Отыскивая место для могилы, смотритель, молодой, веселый парень в офицерской шинели без погон, водил нас по кладбищу. На мой вопрос ответил, что служил в 8-й гвардейской армии. Я назвал ему свою часть, думал, и он обрадуется такой встрече: однополчане, можно сказать. Но он продолжал водить нас по самым отдаленным глухим местам, по грязным земляным дорожкам, по лужам. «В центре места нет, все забито, сами видите». Бригадир, которому предстояло копать могилу, подмигивал мне за его спиной: мол, договаривайся… Я и сам понимал, что надо дать взятку, но стеснялся, боялся оскорбить его таким предложением. А он шутил, посмеивался, цитировал что-то из «Гамлета» и все водил нас по каким-то закоулкам, хотя рядом с хорошими асфальтированными дорожками я видел могилы с совсем свежими датами.
Я остановился:
— Слушай, друг, будь человеком, найди приличное место для моей матери.
И вдруг Рая сказала:
— Толя, с кем ты говоришь?! Перед кем унижаешься?! Этот человек кормится покойниками, он трупоед, он у тебя взятку вымогает. — Она с ненавистью взглянула на смотрителя: — Ну, вы! Перестаньте нас таскать по кладбищу, хватит! Дайте место, где положено, и убирайтесь отсюда!

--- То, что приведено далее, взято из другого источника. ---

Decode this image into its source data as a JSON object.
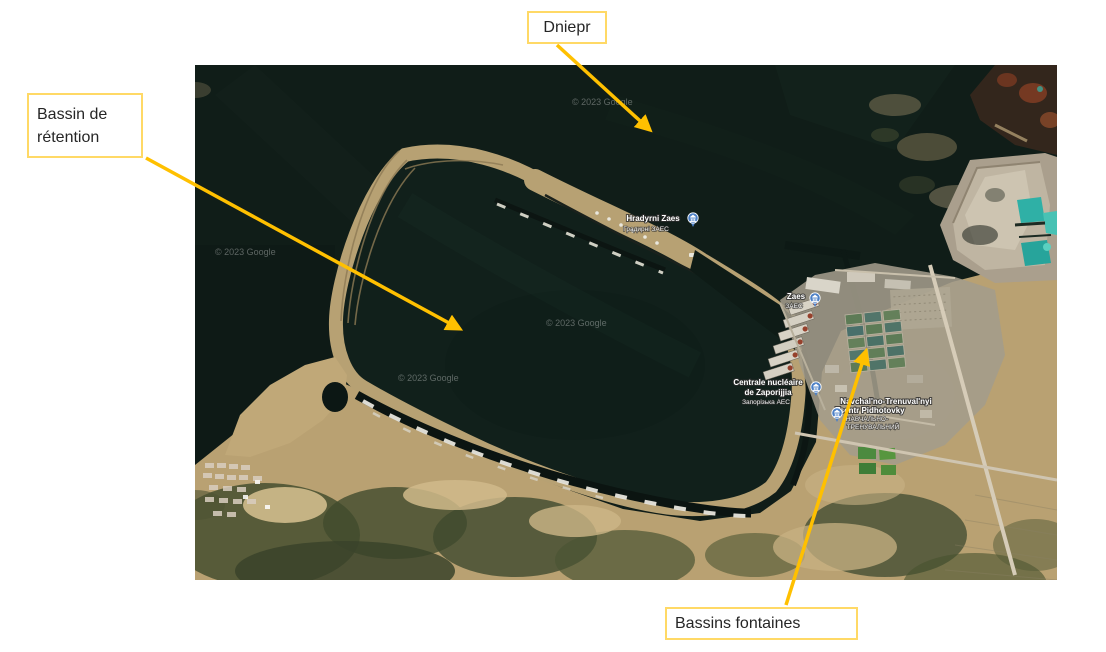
{
  "slide": {
    "background_color": "#ffffff"
  },
  "callouts": {
    "dniepr": {
      "text": "Dniepr"
    },
    "retention": {
      "line1": "Bassin de",
      "line2": "rétention"
    },
    "fontaines": {
      "text": "Bassins fontaines"
    },
    "style": {
      "arrow_color": "#FFC000",
      "border_color": "#FFD966",
      "fill_color": "#FFFFFF",
      "text_color": "#262626"
    }
  },
  "map": {
    "watermark": "© 2023 Google",
    "pois": [
      {
        "line1": "Hradyrni Zaes",
        "line2": "Градирні ЗАЕС"
      },
      {
        "line1": "Zaes",
        "line2": "ЗАЕС"
      },
      {
        "line1": "Centrale nucléaire",
        "line2": "de Zaporijjia",
        "line3": "Запорізька АЕС"
      },
      {
        "line1": "Navchal'no-Trenuval'nyi",
        "line2": "Tsentr Pidhotovky",
        "line3": "НАВЧАЛЬНО-",
        "line4": "ТРЕНУВАЛЬНИЙ"
      }
    ],
    "colors": {
      "water": "#101d18",
      "pond": "#11201b",
      "sand": "#b7a173",
      "vegetation": "#454f2f",
      "industrial": "#a39c8b",
      "turquoise": "#38b7ac",
      "pin": "#4c80c6"
    }
  }
}
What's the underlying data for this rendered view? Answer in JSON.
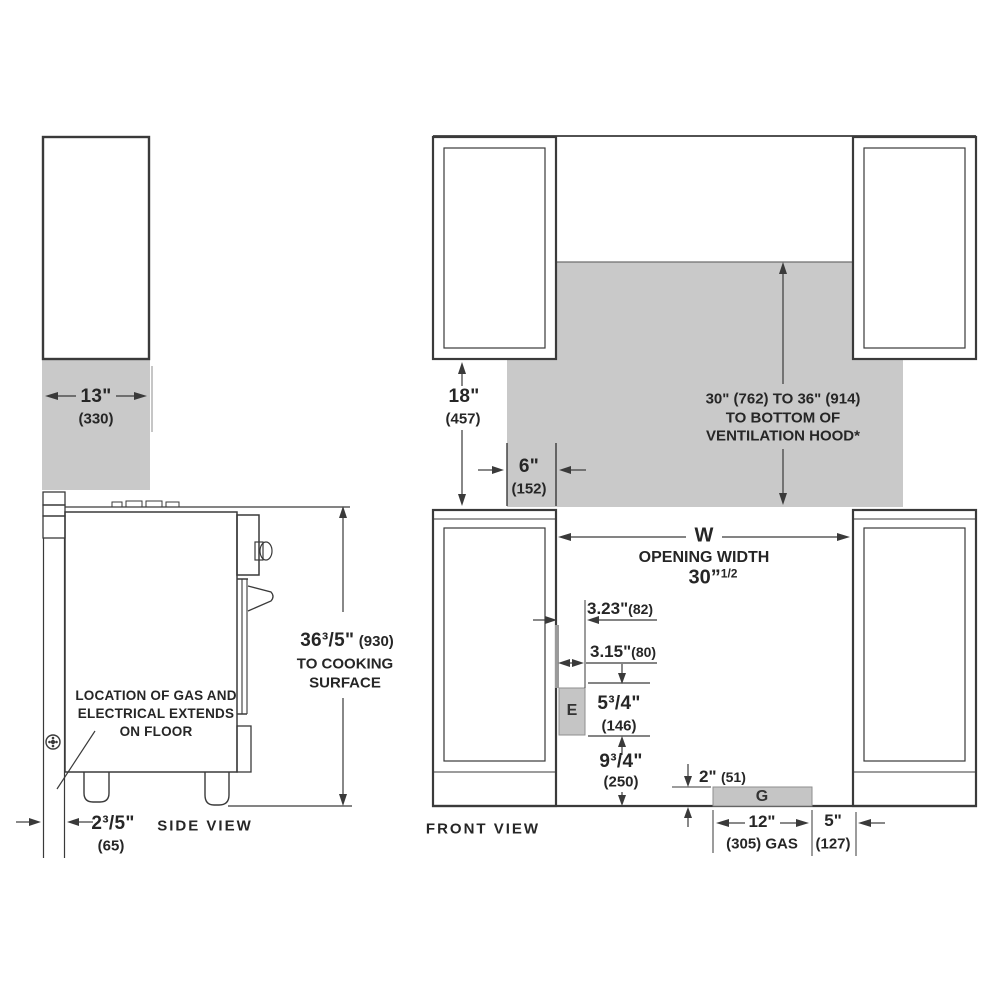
{
  "colors": {
    "clearance_gray": "#c9c9c9",
    "line": "#3a3a3a"
  },
  "side_view": {
    "view_label": "SIDE VIEW",
    "depth_13": {
      "in": "13\"",
      "mm": "(330)"
    },
    "height_36": {
      "in": "36³/5\"",
      "mm": "(930)",
      "note_line1": "TO COOKING",
      "note_line2": "SURFACE"
    },
    "back_2": {
      "in": "2³/5\"",
      "mm": "(65)"
    },
    "gas_note": {
      "line1": "LOCATION OF GAS AND",
      "line2": "ELECTRICAL EXTENDS",
      "line3": "ON FLOOR"
    }
  },
  "front_view": {
    "view_label": "FRONT VIEW",
    "hood_height_18": {
      "in": "18\"",
      "mm": "(457)"
    },
    "side_clearance_6": {
      "in": "6\"",
      "mm": "(152)"
    },
    "hood_clearance": {
      "line1": "30\" (762) TO 36\" (914)",
      "line2": "TO BOTTOM OF",
      "line3": "VENTILATION HOOD*"
    },
    "opening": {
      "symbol": "W",
      "label": "OPENING WIDTH",
      "value": "30”",
      "value_sup": "1/2"
    },
    "electrical_offset_323": {
      "in": "3.23\"",
      "mm": "(82)"
    },
    "electrical_offset_315": {
      "in": "3.15\"",
      "mm": "(80)"
    },
    "electrical_height_534": {
      "in": "5³/4\"",
      "mm": "(146)"
    },
    "electrical_floor_934": {
      "in": "9³/4\"",
      "mm": "(250)"
    },
    "gas_height_2": {
      "in": "2\"",
      "mm": "(51)"
    },
    "gas_width_12": {
      "in": "12\"",
      "mm": "(305) GAS"
    },
    "gas_offset_5": {
      "in": "5\"",
      "mm": "(127)"
    },
    "electrical_label": "E",
    "gas_label": "G"
  }
}
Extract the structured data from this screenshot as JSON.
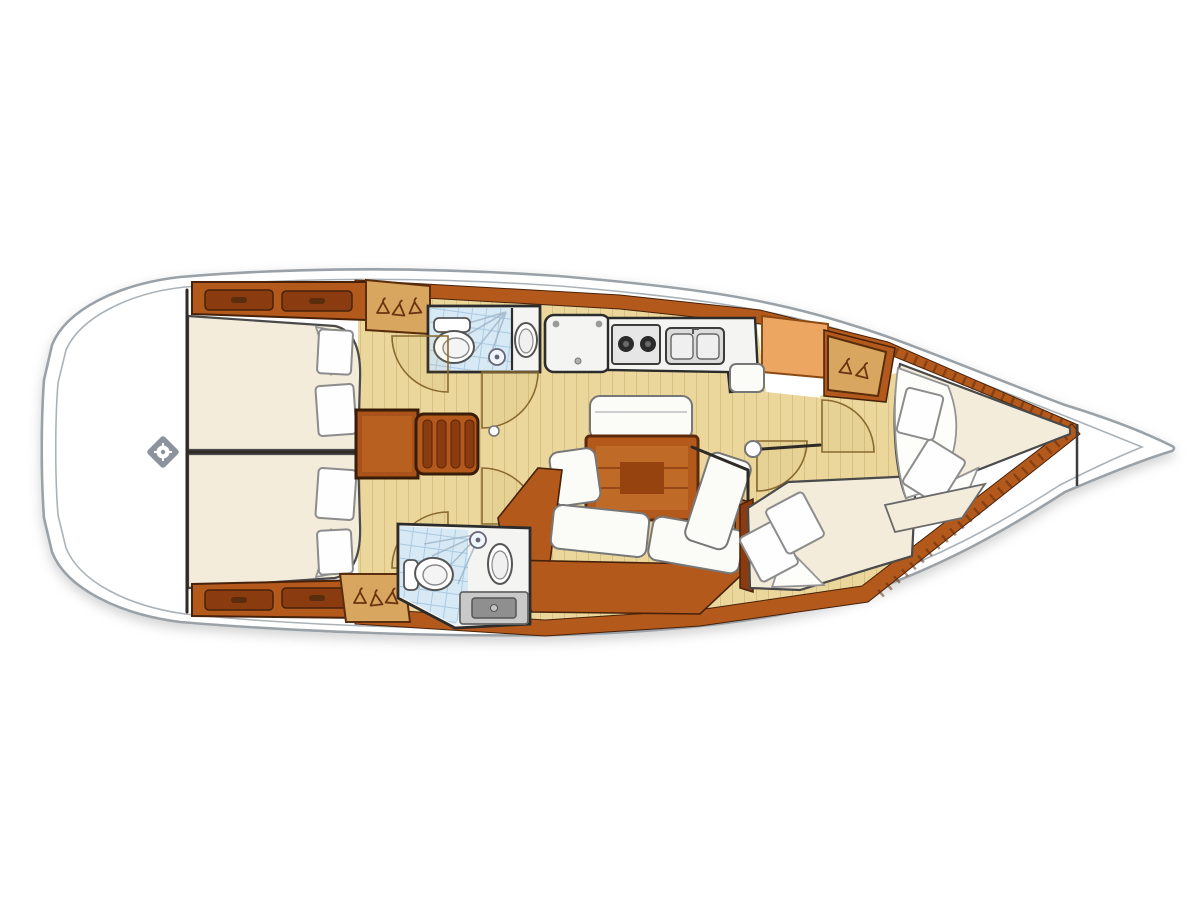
{
  "diagram": {
    "kind": "sailing-yacht-interior-floor-plan",
    "orientation": "bow-right-stern-left",
    "areas": {
      "stern_deck": "stern-deck-with-helm",
      "aft_cabin_port": "aft-double-cabin-port",
      "aft_cabin_starboard": "aft-double-cabin-starboard",
      "head_port": "head-with-shower-and-toilet-port",
      "head_aft": "head-with-shower-and-toilet-starboard",
      "galley": "galley-with-stove-and-double-sink",
      "companionway": "companionway-steps",
      "saloon": "saloon-with-table-and-sofa",
      "cabin_mid_starboard": "double-cabin-starboard-forward",
      "forward_cabin": "forward-v-berth-cabin",
      "bow_deck": "bow-deck"
    },
    "feature_counts": {
      "cabins": 4,
      "beds": 4,
      "heads": 2,
      "hanging_lockers": 3,
      "pillows": 8,
      "door_arcs": 6,
      "stove_burners": 2,
      "sinks_galley": 2
    }
  },
  "icons": [
    "helm-icon",
    "hanger-icon",
    "toilet-icon",
    "sink-icon",
    "shower-icon",
    "stove-icon",
    "double-sink-icon",
    "steps-icon",
    "drawer-icon"
  ],
  "palette": {
    "hull-stroke": "#9aa1a7",
    "deck": "#ffffff",
    "wood": "#b4591c",
    "wood-dark": "#8a3c10",
    "wood-outline": "#47220a",
    "floor": "#ebd79c",
    "floor-line": "#c9ab62",
    "bed": "#f3ecdb",
    "cushion": "#fbfbf7",
    "pillow": "#fefefe",
    "pillow-stroke": "#8c8c8c",
    "tile": "#d6e9f5",
    "tile-line": "#a9c9e2",
    "cabinet-orange": "#eda661",
    "locker-tan": "#d8a65f",
    "hanger": "#6b3310",
    "counter": "#f4f4f2",
    "steel": "#c9c9c9",
    "steel-dark": "#8f8f8f",
    "wall": "#2e2a26"
  }
}
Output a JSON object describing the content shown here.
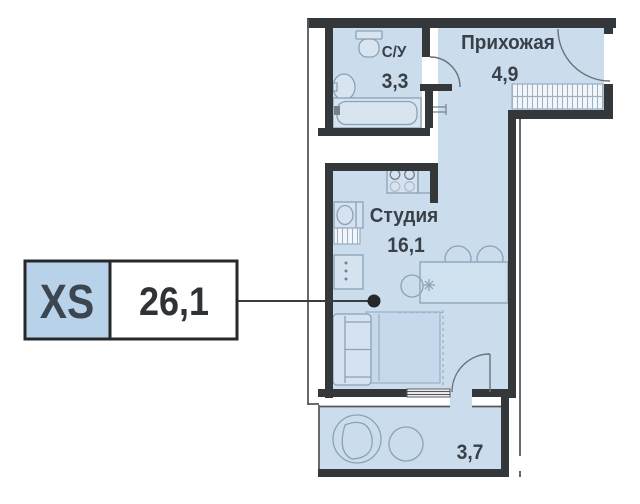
{
  "unit_card": {
    "type_label": "XS",
    "total_area": "26,1"
  },
  "rooms": {
    "bathroom": {
      "name": "С/У",
      "area": "3,3"
    },
    "hallway": {
      "name": "Прихожая",
      "area": "4,9"
    },
    "studio": {
      "name": "Студия",
      "area": "16,1"
    },
    "balcony": {
      "area": "3,7"
    }
  },
  "colors": {
    "room_fill": "#cbdded",
    "wall": "#35383b",
    "furniture_stroke": "#8aa1b6",
    "card_fill": "#b7d2e9",
    "text": "#3a4047"
  }
}
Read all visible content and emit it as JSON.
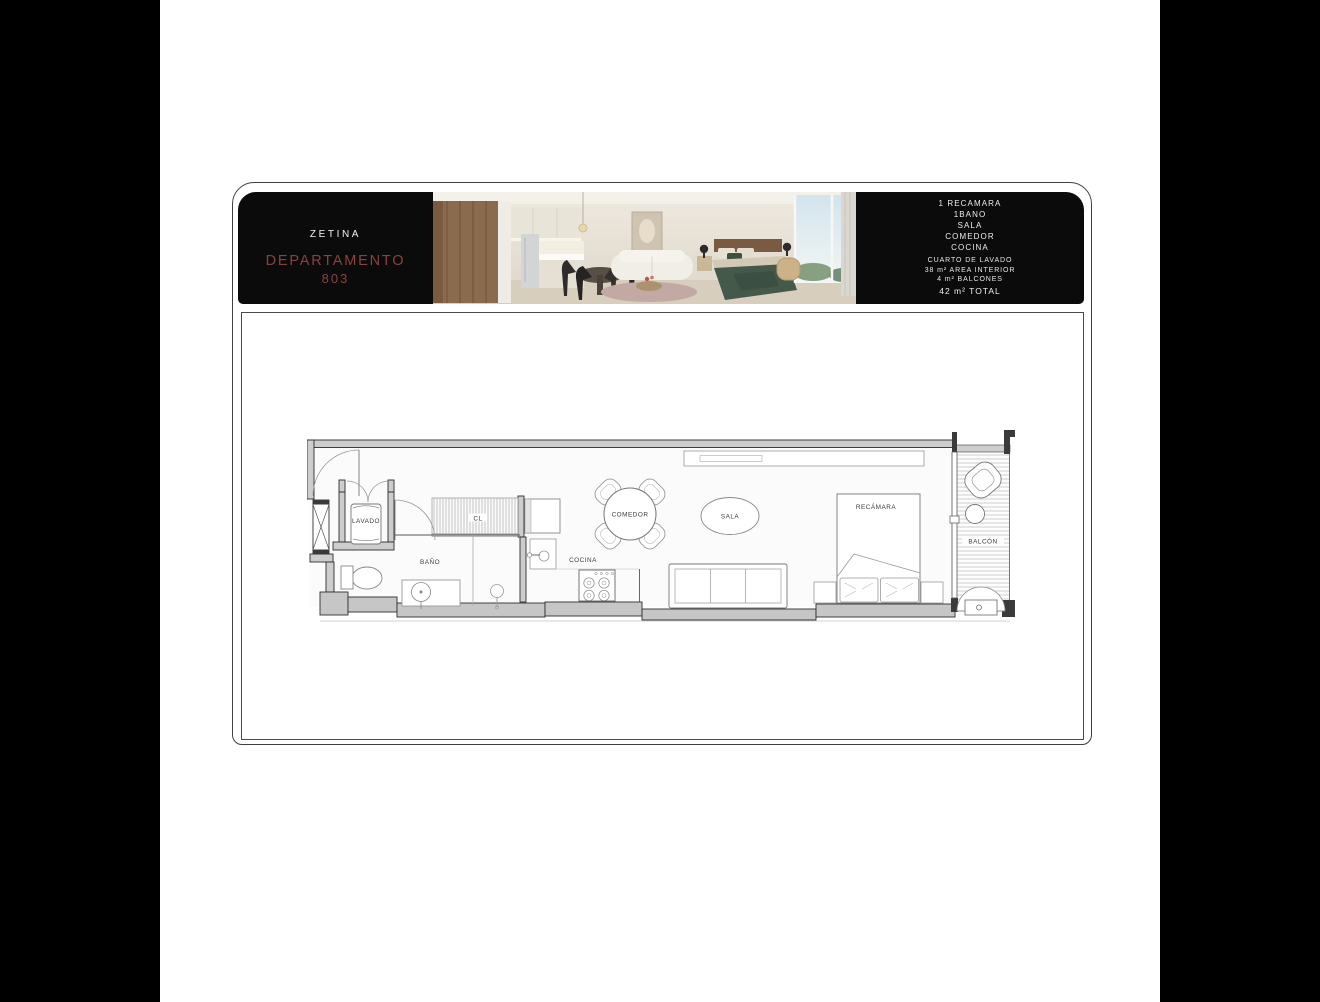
{
  "banner": {
    "left": {
      "building": "ZETINA",
      "unit_label": "DEPARTAMENTO",
      "unit_number": "803",
      "accent_color": "#8a423e"
    },
    "right": {
      "features": [
        "1 RECAMARA",
        "1BANO",
        "SALA",
        "COMEDOR",
        "COCINA"
      ],
      "details": [
        "CUARTO DE LAVADO",
        "38 m² AREA INTERIOR",
        "4 m² BALCONES"
      ],
      "total": "42 m² TOTAL"
    }
  },
  "floorplan": {
    "rooms": [
      {
        "id": "lavado",
        "label": "LAVADO"
      },
      {
        "id": "bano",
        "label": "BAÑO"
      },
      {
        "id": "cl",
        "label": "CL"
      },
      {
        "id": "cocina",
        "label": "COCINA"
      },
      {
        "id": "comedor",
        "label": "COMEDOR"
      },
      {
        "id": "sala",
        "label": "SALA"
      },
      {
        "id": "recamara",
        "label": "RECÁMARA"
      },
      {
        "id": "balcon",
        "label": "BALCÓN"
      }
    ]
  }
}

Это было сказано так, как, наверное, одна Рая умела говорить. Смотритель не выдержал ее взгляда, отвернулся, прошел еще несколько шагов и показал бригадиру место:
— Здесь копай!
И удалился.
Место было не лучшее, но и не худшее.
Мы похоронили мать, а вскоре и отца. Когда закапывали в мамину могилу урну с его прахом. Рая сказала:
— Похлопочи, Толя, пусть прибавят немного места и для меня.
Она болела, что-то с поджелудочной железой, я возил к ней врачей, доставал лекарства, лекарства перестали помогать, после сильного приступа ее отвезли в Боткинскую больницу. Там потребовали срочной операции, она посмотрела на меня, в глазах застыл ужас:
— Может быть, не надо операции? Может быть, лечиться? Я боюсь…
Что ей ответить? Мог ли я взять на себя ответственность и увезти ее домой, когда врачи заявили, что счет идет на часы.
Во время операции она умерла.
И как после смерти матери, так и после смерти Раи меня долго не оставляло чувство вины: может быть, действительно не следовало делать операцию?
На ее похороны собралось много людей. Несколько автобусов подъехали к моргу Боткинской больницы. Оттуда печальный кортеж проследовал в крематорий. Женщины плакали. Рая была трудным человеком. Но ее незаурядность перевешивала недостатки характера, все понимали, какой человек ушел из жизни.
7
Осенью тридцатого года я поступил на автодорожный факультет Транспортно-экономического института.
Годы «великого перелома». «В период реконструкции все решают кадры» — объявил Сталин. Но Сталину нужны были кадры, всем ему обязанные и только ему послушные, от старых специалистов избавлялся быстро и беспощадно. В 1928 году — «Шахтинский процесс», в 1930-м — «Процесс Промпартии». Слова «старые специалисты» стали синонимом слова «вредители», им на смену готовили кадры из рабочих. Возникли новые высшие учебные заведения, принимали в них ребят с образованием в объеме семилетки или фабзавуча (школа фабрично-заводского ученичества), посылали на ускоренные шестимесячные курсы и без экзаменов зачисляли в институты: быстрее, быстрее, сейчас, немедленно дать стране наших советских инженеров, ничего, одолеют, производство знают, справятся и с руководством.